Pixar Goes Back to School with ‘Monsters University’

When Monsters, Inc. was released in 2001, it arguably secured Pixar’s dominance over an emerging big budget animation field. The company had already released two Toy Storys and A Bug’s Life. Then Monsters, Inc. was not only lauded as great in every way, but also became its highest grosser to that point.

From 2007 to 2010, Pixar produced Ratatouille, WALL-E, Up, and Toy Story 3, a stunning and varied array of animated masterworks. And now comes the prequel to Monsters, Inc., Monsters University, arriving on a changed landscape. Now, big studios release seven or eight computer-animated pictures every year, and Disney-owned Pixar, the most consistent of these studios, seems to be on the other side of a creative peak.

Like other franchise titles released by Pixar, Monsters University brings back some beloved characters. Unlike the sequels to Toy Story or Cars, it looks back, filling in these characters’ unnecessary backstory by using the basic contours of a campus comedy. The result is a movie that is neither as original nor as all-around wonderful as Monsters, Inc. Essentially, it’s, well, inessential. But unlike, say, Cars 2, which felt like Pixar focused its considerably artistry on a technically accomplished Saturday morning cartoon, Monsters University has ideas worthy of its predecessor, even when it’s unable to match that movie’s considerable charms.

In the earlier film, walking eyeball Mike Wazowski (voiced by Billy Crystal) and furry blue giant James Sullivan (John Goodman) worked as child scarers, creeping into bedrooms to harvest the screams that power the alternate world of Monstropolis. Sully’s accidental relationship with a human child nicknamed Boo led to a change in the Monstropolis status quo — and a change in Sully, who found himself in a surrogate-parent role. This has turned into a pattern for Pixar moves, which not only include the usual jokes and references aimed at parents, but also tell stories about parenting as its own adventure: learning to let go in Finding Nemo, watching kids grow up through the Toy Story series, and negotiating mother-daughter conflicts in Brave.

Monsters University goes back to a time before Mike and Sully met Boo, following their relationship as undergraduates at the hallowed institution of the title. They both have their eye on the school’s scaring program; Sully is a natural born scarer (and part of a family legacy at the university), while Mike has strived all of his life, desperate to prove himself worthy of the job. This sort of origin story often makes prequels feel restrictive and pat. But the decision to prequelize Monsters, Inc. turns out to be somewhat inspired: rather than fussing with the Sully-Boo relationship so lovingly detailed in the first film, Monsters University changes focus.

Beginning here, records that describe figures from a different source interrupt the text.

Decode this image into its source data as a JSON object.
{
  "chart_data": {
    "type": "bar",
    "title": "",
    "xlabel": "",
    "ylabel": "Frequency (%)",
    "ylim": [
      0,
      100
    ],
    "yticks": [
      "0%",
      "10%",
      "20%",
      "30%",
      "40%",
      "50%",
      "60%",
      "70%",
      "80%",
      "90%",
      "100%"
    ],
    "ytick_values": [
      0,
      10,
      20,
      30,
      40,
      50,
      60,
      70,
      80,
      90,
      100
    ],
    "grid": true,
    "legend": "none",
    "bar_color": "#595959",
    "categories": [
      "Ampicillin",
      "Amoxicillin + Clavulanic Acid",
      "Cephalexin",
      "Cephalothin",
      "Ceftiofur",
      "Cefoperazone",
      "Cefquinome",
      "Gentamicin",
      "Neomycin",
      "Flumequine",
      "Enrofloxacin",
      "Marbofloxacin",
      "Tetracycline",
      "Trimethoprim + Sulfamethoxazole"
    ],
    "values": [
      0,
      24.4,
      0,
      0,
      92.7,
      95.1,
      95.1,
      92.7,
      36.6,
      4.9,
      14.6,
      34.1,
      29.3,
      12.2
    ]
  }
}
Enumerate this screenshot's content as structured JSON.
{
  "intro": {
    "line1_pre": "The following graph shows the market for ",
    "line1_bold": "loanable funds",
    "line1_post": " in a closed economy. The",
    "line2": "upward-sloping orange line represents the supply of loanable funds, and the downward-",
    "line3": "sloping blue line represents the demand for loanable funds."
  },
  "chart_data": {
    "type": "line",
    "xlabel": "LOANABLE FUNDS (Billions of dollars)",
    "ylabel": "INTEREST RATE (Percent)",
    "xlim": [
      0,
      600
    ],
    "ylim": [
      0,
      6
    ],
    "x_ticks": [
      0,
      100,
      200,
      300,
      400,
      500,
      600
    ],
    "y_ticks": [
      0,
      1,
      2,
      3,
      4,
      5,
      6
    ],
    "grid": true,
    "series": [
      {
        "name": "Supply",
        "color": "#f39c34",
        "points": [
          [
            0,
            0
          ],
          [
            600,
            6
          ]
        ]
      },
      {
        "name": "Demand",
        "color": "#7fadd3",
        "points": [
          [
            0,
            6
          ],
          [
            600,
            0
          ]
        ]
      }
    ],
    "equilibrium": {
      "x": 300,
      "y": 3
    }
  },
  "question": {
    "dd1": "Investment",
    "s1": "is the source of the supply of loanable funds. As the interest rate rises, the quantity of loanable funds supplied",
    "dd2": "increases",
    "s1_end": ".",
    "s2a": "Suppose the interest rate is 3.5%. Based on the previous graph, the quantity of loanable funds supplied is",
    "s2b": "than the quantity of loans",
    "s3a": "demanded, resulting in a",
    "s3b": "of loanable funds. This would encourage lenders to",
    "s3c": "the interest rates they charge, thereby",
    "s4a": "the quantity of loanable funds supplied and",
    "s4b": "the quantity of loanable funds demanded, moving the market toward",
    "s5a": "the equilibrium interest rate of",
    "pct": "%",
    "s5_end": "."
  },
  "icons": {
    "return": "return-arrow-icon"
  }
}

As it considers the tension between Sully and Mike, one embodying innate ability and the other, hard work, a tension that shapes both characters’ efforts to fit in. in this, Monsters University recalls a pair of Brad Bird films, Ratatouille (2007) and The Incredibles (2004), both taking the perspective of naturally gifted characters. Mike is not gifted, at least not in the area he wants so badly to conquer. He’s smart, tenacious, friendly… but not very scary. Movies for children — movies in general, really — so rarely break from chronicles of dreams fulfilled to deal with every day disappointment that Monsters University, in its G-rated way, feels both subversive and oddly realistic.

Still, the movie’s meshing of kids’ entertainment and adult-friendly themes lacks the grace of the best Pixar works. Sometimes the screenplay by Robert Baird, Daniel Gerson, and director Don Scanlon, hits the Mike/Sully contrast too square on the nose. Moreover, the joke-writing isn’t up to the level of the Toy Story sequels. It relies less on wit than silliness and whimsy, both given ample showcase here through a pack of inventive and colorful new monster designs, particularly the members of an obligatory frat full of misfits befriended by Mike and Sully.

Scanlon and company run through the college clichés (wild parties, late-night mischief, mean frat guys) with energy, but never transcend them. The project also functions as a campus-appropriate reunion, of sorts; the voice cast includes not just Crystal, Goodman, and Steve Buscemi from the original Monsters, but also Dave Foley from A Bug’s Life, Peter Sohn, an animator who also did a voice for Ratatouille, and Bonnie Hunt from Cars. These are all comforting presences, as are the recognizable comedians who join them (Aubrey Plaza, Charlie Day, and Bobby Moynihan, among others).

Like almost any Pixar production, Monsters University mixes the familiar and the innovative into something warm and appealing. The movie makes another case too, in Sully and Mike’s shared story, that it’s okay to be less than great in every way.